There are too many ghosts we must live with. My memories are filled with dead friends, family, musicians, artists, and poets. I’ve no clue why I’m still here. I’m amazed that I’ve survived a life of excess with total disregard for my well-being and safety. I was raised in a lower-middle class world only to reject it for decades of even more poverty, times of homelessness, and reckless abandon. Somehow I always landed on my rosy feet. It’s a great mystery. I don’t deserve to be this happy and joyous. Then again, of course I deserve it, and everything else too. The world, the oyster, the bowl of cherries and the slice of pie. The gods smile and luck abides. What time I have left will be spent slowly. To savor my existence and all it has to offer. I no longer feel a need to rush around, hurry, or be pressured to compete with others in an imaginary arena with half-dead gladiators. No rattling of swords or gnashing of teeth. If you live long enough you earn the right to take it easy. I can guarantee that Baltimore had nothing to do with my survival, but it’s the city I survived in.
Baltimore has its moments.

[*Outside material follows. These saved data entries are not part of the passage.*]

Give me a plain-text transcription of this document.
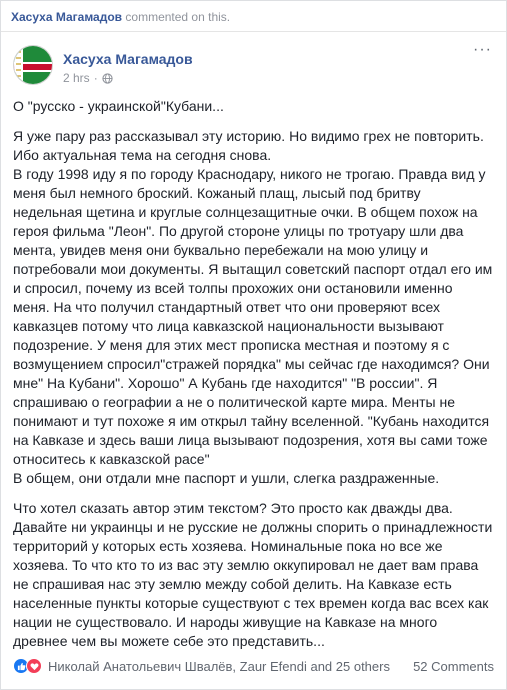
Хасуха Магамадов commented on this.
Хасуха Магамадов
2 hrs ·
···

О "русско - украинской"Кубани...

Я уже пару раз рассказывал эту историю. Но видимо грех не повторить.
Ибо актуальная тема на сегодня снова.
В году 1998 иду я по городу Краснодару, никого не трогаю. Правда вид у меня был немного броский. Кожаный плащ, лысый под бритву недельная щетина и круглые солнцезащитные очки. В общем похож на героя фильма "Леон". По другой стороне улицы по тротуару шли два мента, увидев меня они буквально перебежали на мою улицу и потребовали мои документы. Я вытащил советский паспорт отдал его им и спросил, почему из всей толпы прохожих они остановили именно меня. На что получил стандартный ответ что они проверяют всех кавказцев потому что лица кавказской национальности вызывают подозрение. У меня для этих мест прописка местная и поэтому я с возмущением спросил"стражей порядка" мы сейчас где находимся? Они мне" На Кубани". Хорошо" А Кубань где находится" "В россии". Я спрашиваю о географии а не о политической карте мира. Менты не понимают и тут похоже я им открыл тайну вселенной. "Кубань находится на Кавказе и здесь ваши лица вызывают подозрения, хотя вы сами тоже относитесь к кавказской расе"
В общем, они отдали мне паспорт и ушли, слегка раздраженные.

Что хотел сказать автор этим текстом? Это просто как дважды два. Давайте ни украинцы и не русские не должны спорить о принадлежности территорий у которых есть хозяева. Номинальные пока но все же хозяева. То что кто то из вас эту землю оккупировал не дает вам права не спрашивая нас эту землю между собой делить. На Кавказе есть населенные пункты которые существуют с тех времен когда вас всех как нации не существовало. И народы живущие на Кавказе на много древнее чем вы можете себе это представить...

Николай Анатольевич Швалёв, Zaur Efendi and 25 others	52 Comments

A city cannot make or break you. Now this city is like all the other cities across the country. A cookie-cutter mirror image filled with corporate logos and brand marketing. Isn’t it a pity what a town without a city can do? Our Tinytown is disappearing. The world’s largest Christmas garden is closed and shuttered. Baltimore was just voted American’s most unattractive city by some travel and leisure magazine. Strange, since it looks like every other major metropolitan center. So the entire ugly megalopolis called America is a real beauty of an eyesore. There is hardly enough left for the quaint factor or the cute quotient. Our city is one big methadone clinic, homeless shelter, and soup kitchen. Tourism is up. Bus tours are rolling. Sightseeing and guided walking tours are happening more and more. It’s a real-life tale of two cities. The one that was manufactured for gawking tourists and conventioneers, filled with overpriced restaurants and trendy shops and then there’s the one the rest of us live in. The one with the junkies and panhandlers. The one with racial tension so thick you can feel it in the air. The one with block after block of boarded-up row houses and abandoned storefronts. This is where fantasy meets reality in the city of bankrupt dreams. Life is loss. Even cities die. Or the way we imagine them to be. I leave you with some final thoughts. A quote from Charles Bukowski, another great American poet: “We’re all going to die. All of us. What a circus! That alone should make us love each other but it doesn’t. We are terrorized and flattened by trivialities. We are eaten up by nothing.”